A recente iniciativa do Ministério Público de Rondônia de fiscalizar e coibir manchetes sensacionalistas sobre casos de violência contra a mulher traz à tona uma discussão fundamental sobre o papel da imprensa na sociedade. Se por um lado a liberdade de expressão é um pilar democrático inegociável, por outro, essa liberdade precisa ser exercida com responsabilidade social. O procedimento administrativo instaurado pelo MP surge em um contexto alarmante: Rondônia lidera o ranking nacional de feminicídios, com sua capital apresentando os maiores índices de violência contra a mulher no país. Diante desse cenário, é compreensível e necessária uma análise crítica sobre como a mídia local tem abordado esses crimes.
Os títulos apontados pelo MP exemplificam uma prática jornalística que, mesmo sem intenção, pode contribuir para a naturalização da violência. Quando uma manchete destaca que um "criminoso não se arrepende" de esfaquear a ex-mulher 31 vezes, ou quando relaciona um feminicídio a ciúmes, há uma perigosa tendência de justificar ou atenuar a gravidade do crime. Esta discussão, contudo, precisa ir além da simples censura ou controle editorial. É necessário promover uma reflexão profunda sobre como a imprensa pode contribuir para combater, e não reforçar, estruturas culturais que perpetuam a violência de gênero. A linguagem utilizada nas reportagens tem o poder de influenciar a percepção pública sobre esses crimes.
O desafio está em encontrar o equilíbrio entre o dever de informar e a responsabilidade social. A imprensa não pode se eximir de noticiar casos de violência contra a mulher — pelo contrário, deve fazê-lo para dar visibilidade ao problema. No entanto, a abordagem precisa ser criteriosa, evitando sensacionalismo e romantização da violência. A iniciativa do MP, embora possa gerar resistência inicial do meio jornalístico, representa uma oportunidade de aprimoramento das práticas editoriais. Mais do que uma imposição legal, deve ser vista como um chamado à autorregulação e ao compromisso ético da imprensa com a sociedade.

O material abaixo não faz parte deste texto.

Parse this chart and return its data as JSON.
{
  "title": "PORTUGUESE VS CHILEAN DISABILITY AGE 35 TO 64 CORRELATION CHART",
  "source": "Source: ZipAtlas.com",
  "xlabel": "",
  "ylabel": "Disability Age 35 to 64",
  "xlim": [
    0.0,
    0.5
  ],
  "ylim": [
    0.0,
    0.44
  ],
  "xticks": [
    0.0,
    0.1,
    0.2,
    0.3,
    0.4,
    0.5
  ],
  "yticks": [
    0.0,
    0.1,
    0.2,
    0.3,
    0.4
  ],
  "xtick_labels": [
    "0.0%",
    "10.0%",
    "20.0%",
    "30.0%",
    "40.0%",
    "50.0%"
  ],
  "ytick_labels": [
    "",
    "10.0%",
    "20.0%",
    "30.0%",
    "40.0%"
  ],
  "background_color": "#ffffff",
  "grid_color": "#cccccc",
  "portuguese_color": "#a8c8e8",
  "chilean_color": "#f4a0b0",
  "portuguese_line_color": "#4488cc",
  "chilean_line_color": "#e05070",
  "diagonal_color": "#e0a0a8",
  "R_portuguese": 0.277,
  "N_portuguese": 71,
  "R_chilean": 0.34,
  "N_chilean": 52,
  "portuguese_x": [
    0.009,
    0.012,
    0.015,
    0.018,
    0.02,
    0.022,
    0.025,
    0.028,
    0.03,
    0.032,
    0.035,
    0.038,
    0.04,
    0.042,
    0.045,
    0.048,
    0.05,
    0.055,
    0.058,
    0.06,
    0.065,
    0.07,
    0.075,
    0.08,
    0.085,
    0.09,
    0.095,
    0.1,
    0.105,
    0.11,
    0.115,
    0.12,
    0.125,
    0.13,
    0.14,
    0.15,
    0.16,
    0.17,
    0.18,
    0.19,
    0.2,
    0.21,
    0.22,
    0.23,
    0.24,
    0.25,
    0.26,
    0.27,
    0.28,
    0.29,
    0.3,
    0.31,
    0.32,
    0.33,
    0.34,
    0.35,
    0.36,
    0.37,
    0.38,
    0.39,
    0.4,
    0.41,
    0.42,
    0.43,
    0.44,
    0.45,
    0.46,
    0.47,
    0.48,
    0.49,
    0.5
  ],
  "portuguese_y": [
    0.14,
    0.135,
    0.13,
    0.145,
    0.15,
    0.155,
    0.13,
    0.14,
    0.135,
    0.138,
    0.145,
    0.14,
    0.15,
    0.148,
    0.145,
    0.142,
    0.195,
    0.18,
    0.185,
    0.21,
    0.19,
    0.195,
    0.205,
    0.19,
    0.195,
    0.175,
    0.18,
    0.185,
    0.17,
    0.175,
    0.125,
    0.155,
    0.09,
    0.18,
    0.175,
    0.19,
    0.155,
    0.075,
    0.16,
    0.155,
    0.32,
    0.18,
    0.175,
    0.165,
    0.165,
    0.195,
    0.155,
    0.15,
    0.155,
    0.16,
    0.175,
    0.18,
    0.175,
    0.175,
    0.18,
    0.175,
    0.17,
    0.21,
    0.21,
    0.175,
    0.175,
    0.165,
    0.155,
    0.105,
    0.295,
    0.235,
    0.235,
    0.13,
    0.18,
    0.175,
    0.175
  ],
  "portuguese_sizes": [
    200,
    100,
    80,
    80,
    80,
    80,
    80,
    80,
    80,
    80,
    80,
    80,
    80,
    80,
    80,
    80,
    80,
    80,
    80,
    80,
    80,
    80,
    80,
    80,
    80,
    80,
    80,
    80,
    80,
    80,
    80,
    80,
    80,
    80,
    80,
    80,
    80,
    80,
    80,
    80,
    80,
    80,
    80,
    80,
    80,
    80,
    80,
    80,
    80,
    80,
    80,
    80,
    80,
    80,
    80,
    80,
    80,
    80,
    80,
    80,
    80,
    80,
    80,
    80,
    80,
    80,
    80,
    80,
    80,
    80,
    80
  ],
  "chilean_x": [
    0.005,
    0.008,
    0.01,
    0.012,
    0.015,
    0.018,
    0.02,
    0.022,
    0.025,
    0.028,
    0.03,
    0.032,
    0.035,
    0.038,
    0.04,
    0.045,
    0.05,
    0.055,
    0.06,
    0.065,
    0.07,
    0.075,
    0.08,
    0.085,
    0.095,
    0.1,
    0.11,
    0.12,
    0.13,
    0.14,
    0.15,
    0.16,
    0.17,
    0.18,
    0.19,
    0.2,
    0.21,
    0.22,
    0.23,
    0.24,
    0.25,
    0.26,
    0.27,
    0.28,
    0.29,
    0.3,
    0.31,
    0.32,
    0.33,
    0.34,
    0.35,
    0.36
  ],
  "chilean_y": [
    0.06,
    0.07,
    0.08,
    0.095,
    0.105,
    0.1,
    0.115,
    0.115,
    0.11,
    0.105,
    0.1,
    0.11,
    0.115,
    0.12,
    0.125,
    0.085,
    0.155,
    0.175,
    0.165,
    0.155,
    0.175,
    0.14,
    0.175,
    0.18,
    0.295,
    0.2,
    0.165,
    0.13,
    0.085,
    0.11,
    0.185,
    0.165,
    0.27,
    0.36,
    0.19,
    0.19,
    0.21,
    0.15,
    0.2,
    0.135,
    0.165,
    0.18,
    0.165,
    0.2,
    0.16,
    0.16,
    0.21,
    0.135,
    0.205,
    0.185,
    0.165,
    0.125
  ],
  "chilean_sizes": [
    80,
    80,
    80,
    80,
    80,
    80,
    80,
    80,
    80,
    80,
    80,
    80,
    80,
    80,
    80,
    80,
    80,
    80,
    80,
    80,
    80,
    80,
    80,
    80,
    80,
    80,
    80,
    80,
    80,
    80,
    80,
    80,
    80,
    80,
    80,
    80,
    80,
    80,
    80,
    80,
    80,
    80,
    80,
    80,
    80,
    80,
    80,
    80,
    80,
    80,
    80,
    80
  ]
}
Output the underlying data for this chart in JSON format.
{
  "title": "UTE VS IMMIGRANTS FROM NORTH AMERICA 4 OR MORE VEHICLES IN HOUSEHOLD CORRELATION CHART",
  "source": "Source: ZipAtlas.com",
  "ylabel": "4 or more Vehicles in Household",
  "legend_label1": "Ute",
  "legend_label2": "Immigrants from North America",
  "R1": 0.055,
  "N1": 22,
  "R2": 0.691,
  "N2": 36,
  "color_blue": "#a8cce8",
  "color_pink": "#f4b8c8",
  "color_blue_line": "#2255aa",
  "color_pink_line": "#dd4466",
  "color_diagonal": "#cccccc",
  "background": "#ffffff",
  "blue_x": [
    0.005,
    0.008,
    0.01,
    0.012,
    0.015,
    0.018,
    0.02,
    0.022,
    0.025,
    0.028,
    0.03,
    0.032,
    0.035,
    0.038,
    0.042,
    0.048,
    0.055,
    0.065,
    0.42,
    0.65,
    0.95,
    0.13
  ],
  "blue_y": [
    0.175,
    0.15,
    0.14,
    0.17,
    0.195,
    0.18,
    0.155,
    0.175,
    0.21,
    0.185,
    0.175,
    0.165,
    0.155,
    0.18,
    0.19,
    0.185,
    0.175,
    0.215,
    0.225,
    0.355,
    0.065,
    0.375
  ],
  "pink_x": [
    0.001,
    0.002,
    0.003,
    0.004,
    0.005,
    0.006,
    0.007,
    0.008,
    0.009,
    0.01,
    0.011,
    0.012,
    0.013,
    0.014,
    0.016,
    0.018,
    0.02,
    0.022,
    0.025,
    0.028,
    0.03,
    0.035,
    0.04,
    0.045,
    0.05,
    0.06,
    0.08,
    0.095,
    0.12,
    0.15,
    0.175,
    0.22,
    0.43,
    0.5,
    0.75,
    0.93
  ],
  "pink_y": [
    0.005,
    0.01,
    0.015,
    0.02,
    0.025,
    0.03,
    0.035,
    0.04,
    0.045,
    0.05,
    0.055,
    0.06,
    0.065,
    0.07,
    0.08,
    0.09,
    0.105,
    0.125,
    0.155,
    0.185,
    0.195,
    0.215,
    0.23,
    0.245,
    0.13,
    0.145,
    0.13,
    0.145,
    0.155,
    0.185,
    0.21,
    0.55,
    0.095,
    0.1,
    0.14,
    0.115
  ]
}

É fundamental que os veículos de comunicação revejam seus manuais de redação, invistam em capacitação sobre questões de gênero e estabeleçam diretrizes claras para a cobertura de casos de violência contra a mulher. O jornalismo de qualidade não perde força ao adotar uma abordagem mais responsável — pelo contrário, ganha credibilidade e relevância social. O momento exige uma mudança de paradigma na cobertura jornalística. A imprensa pode e deve ser parte da solução, contribuindo para a conscientização e o combate à violência contra a mulher, sem abrir mão de sua independência editorial e seu papel fiscalizador.